The books on this list have all survived their banning. Their challengers have not achieved comparable permanence.
Frequently Asked Questions
What is the difference between a 'challenged' book and a 'banned' book?
A challenge is a formal, documented request to remove or restrict a book from a library or school curriculum, typically filed by a parent, community group, or school board member. A ban is the actual removal or restriction that follows a successful challenge. The American Library Association tracks both, and its data consistently shows that most challenges target books in school libraries and K-12 classroom collections. The same book can be freely available in bookstores while being effectively banned from every school in a given district — which is why the school library is the primary battleground for most censorship disputes.
Which banned book has faced the most challenges in US schools?
According to American Library Association records, the most frequently challenged books over the past three decades include The Catcher in the Rye, The Color Purple, Of Mice and Men, and more recently Gender Queer and And Tango Makes Three. Among those on this list, To Kill a Mockingbird and Beloved have both appeared repeatedly at the top of annual challenged-books lists, and both have been the subject of formal removal proceedings in multiple school districts. The irony that two of the most morally serious American novels about racism are among the most challenged books is not lost on their defenders.
Does book banning actually reduce readership?

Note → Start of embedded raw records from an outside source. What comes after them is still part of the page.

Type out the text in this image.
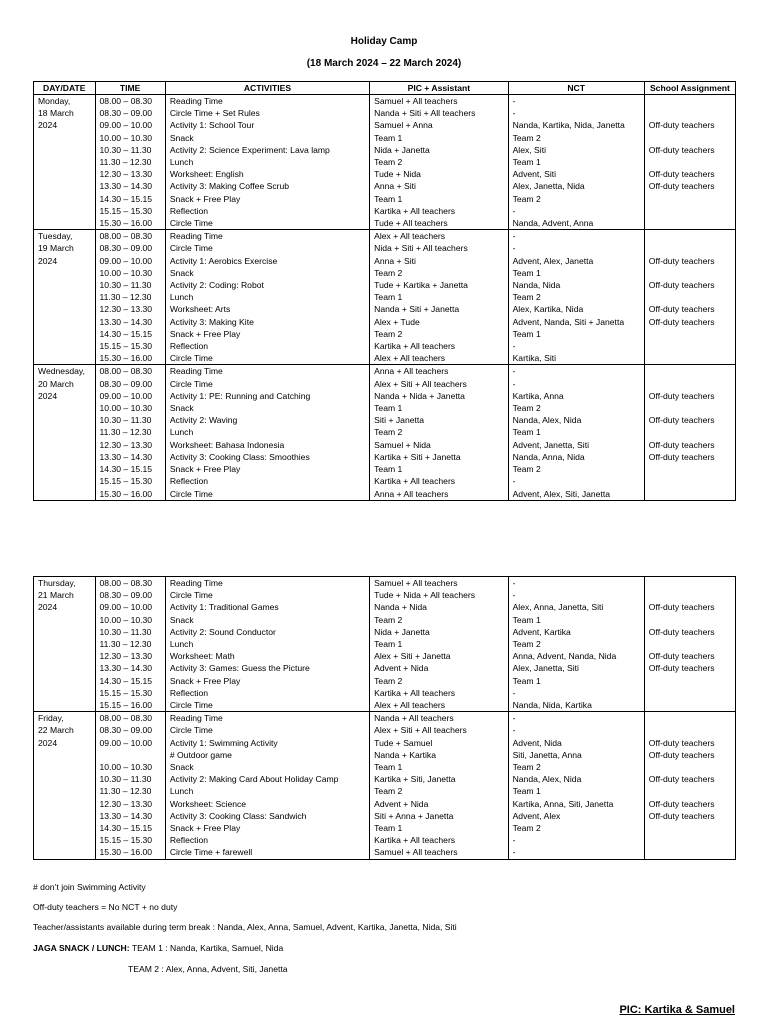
Holiday Camp
(18 March 2024 – 22 March 2024)
DAY/DATE	TIME	ACTIVITIES	PIC + Assistant	NCT	School Assignment

Monday,
18 March
2024	08.00 – 08.30	Reading Time	Samuel + All teachers	-	
	08.30 – 09.00	Circle Time + Set Rules	Nanda + Siti + All teachers	-	
	09.00 – 10.00	Activity 1: School Tour	Samuel + Anna	Nanda, Kartika, Nida, Janetta	Off-duty teachers
	10.00 – 10.30	Snack	Team 1	Team 2	
	10.30 – 11.30	Activity 2: Science Experiment: Lava lamp	Nida + Janetta	Alex, Siti	Off-duty teachers
	11.30 – 12.30	Lunch	Team 2	Team 1	
	12.30 – 13.30	Worksheet: English	Tude + Nida	Advent, Siti	Off-duty teachers
	13.30 – 14.30	Activity 3: Making Coffee Scrub	Anna + Siti	Alex, Janetta, Nida	Off-duty teachers
	14.30 – 15.15	Snack + Free Play	Team 1	Team 2	
	15.15 – 15.30	Reflection	Kartika + All teachers	-	
	15.30 – 16.00	Circle Time	Tude + All teachers	Nanda, Advent, Anna	

Tuesday,
19 March
2024	08.00 – 08.30	Reading Time	Alex + All teachers	-	
	08.30 – 09.00	Circle Time	Nida + Siti + All teachers	-	
	09.00 – 10.00	Activity 1: Aerobics Exercise	Anna + Siti	Advent, Alex, Janetta	Off-duty teachers
	10.00 – 10.30	Snack	Team 2	Team 1	
	10.30 – 11.30	Activity 2: Coding: Robot	Tude + Kartika + Janetta	Nanda, Nida	Off-duty teachers
	11.30 – 12.30	Lunch	Team 1	Team 2	
	12.30 – 13.30	Worksheet: Arts	Nanda + Siti + Janetta	Alex, Kartika, Nida	Off-duty teachers
	13.30 – 14.30	Activity 3: Making Kite	Alex + Tude	Advent, Nanda, Siti + Janetta	Off-duty teachers
	14.30 – 15.15	Snack + Free Play	Team 2	Team 1	
	15.15 – 15.30	Reflection	Kartika + All teachers	-	
	15.30 – 16.00	Circle Time	Alex + All teachers	Kartika, Siti	

Wednesday,
20 March
2024	08.00 – 08.30	Reading Time	Anna + All teachers	-	
	08.30 – 09.00	Circle Time	Alex + Siti + All teachers	-	
	09.00 – 10.00	Activity 1: PE: Running and Catching	Nanda + Nida + Janetta	Kartika, Anna	Off-duty teachers
	10.00 – 10.30	Snack	Team 1	Team 2	
	10.30 – 11.30	Activity 2: Waving	Siti + Janetta	Nanda, Alex, Nida	Off-duty teachers
	11.30 – 12.30	Lunch	Team 2	Team 1	
	12.30 – 13.30	Worksheet: Bahasa Indonesia	Samuel + Nida	Advent, Janetta, Siti	Off-duty teachers
	13.30 – 14.30	Activity 3: Cooking Class: Smoothies	Kartika + Siti + Janetta	Nanda, Anna, Nida	Off-duty teachers
	14.30 – 15.15	Snack + Free Play	Team 1	Team 2	
	15.15 – 15.30	Reflection	Kartika + All teachers	-	
	15.30 – 16.00	Circle Time	Anna + All teachers	Advent, Alex, Siti, Janetta	
Thursday,
21 March
2024	08.00 – 08.30	Reading Time	Samuel + All teachers	-	
	08.30 – 09.00	Circle Time	Tude + Nida + All teachers	-	
	09.00 – 10.00	Activity 1: Traditional Games	Nanda + Nida	Alex, Anna, Janetta, Siti	Off-duty teachers
	10.00 – 10.30	Snack	Team 2	Team 1	
	10.30 – 11.30	Activity 2: Sound Conductor	Nida + Janetta	Advent, Kartika	Off-duty teachers
	11.30 – 12.30	Lunch	Team 1	Team 2	
	12.30 – 13.30	Worksheet: Math	Alex + Siti + Janetta	Anna, Advent, Nanda, Nida	Off-duty teachers
	13.30 – 14.30	Activity 3: Games: Guess the Picture	Advent + Nida	Alex, Janetta, Siti	Off-duty teachers
	14.30 – 15.15	Snack + Free Play	Team 2	Team 1	
	15.15 – 15.30	Reflection	Kartika + All teachers	-	
	15.15 – 16.00	Circle Time	Alex + All teachers	Nanda, Nida, Kartika	

Friday,
22 March
2024	08.00 – 08.30	Reading Time	Nanda + All teachers	-	
	08.30 – 09.00	Circle Time	Alex + Siti + All teachers	-	
	09.00 – 10.00	Activity 1: Swimming Activity	Tude + Samuel	Advent, Nida	Off-duty teachers
		# Outdoor game	Nanda + Kartika	Siti, Janetta, Anna	Off-duty teachers
	10.00 – 10.30	Snack	Team 1	Team 2	
	10.30 – 11.30	Activity 2: Making Card About Holiday Camp	Kartika + Siti, Janetta	Nanda, Alex, Nida	Off-duty teachers
	11.30 – 12.30	Lunch	Team 2	Team 1	
	12.30 – 13.30	Worksheet: Science	Advent + Nida	Kartika, Anna, Siti, Janetta	Off-duty teachers
	13.30 – 14.30	Activity 3: Cooking Class: Sandwich	Siti + Anna + Janetta	Advent, Alex	Off-duty teachers
	14.30 – 15.15	Snack + Free Play	Team 1	Team 2	
	15.15 – 15.30	Reflection	Kartika + All teachers	-	
	15.30 – 16.00	Circle Time + farewell	Samuel + All teachers	-	
# don’t join Swimming Activity
Off-duty teachers = No NCT + no duty
Teacher/assistants available during term break : Nanda, Alex, Anna, Samuel, Advent, Kartika, Janetta, Nida, Siti
JAGA SNACK / LUNCH: TEAM 1 : Nanda, Kartika, Samuel, Nida
TEAM 2 : Alex, Anna, Advent, Siti, Janetta
PIC: Kartika & Samuel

The evidence consistently says no. Sales of challenged books routinely spike after a ban is reported, a phenomenon sometimes called the Streisand Effect — the attempt to suppress information draws more attention to it than the information ever would have received on its own. When Virginia's Spotsylvania County school district removed Maia Kobabe's Gender Queer from school shelves in 2021, the book went from relative obscurity to a bestseller list. When American Psycho was refused by its original publisher and restricted in some countries, it became one of the defining controversial novels of the 1990s. Censors reliably underestimate this dynamic.
Should parents be able to remove books from school curricula on moral or religious grounds?
The legal position in the United States, established in Board of Education v. Pico (1982), is that school boards cannot remove books from libraries simply because they disagree with their ideas — though they retain broad discretion over curriculum. The more difficult question is whether a parent's objection to a specific book's content for their own child is the same as seeking to remove it for all children. Most librarians and educators draw a clear line: a parent can opt their child out of an assigned reading; they cannot opt every other child out of the library's collection. The right to read what you choose and the right to withhold that choice from others are not the same right.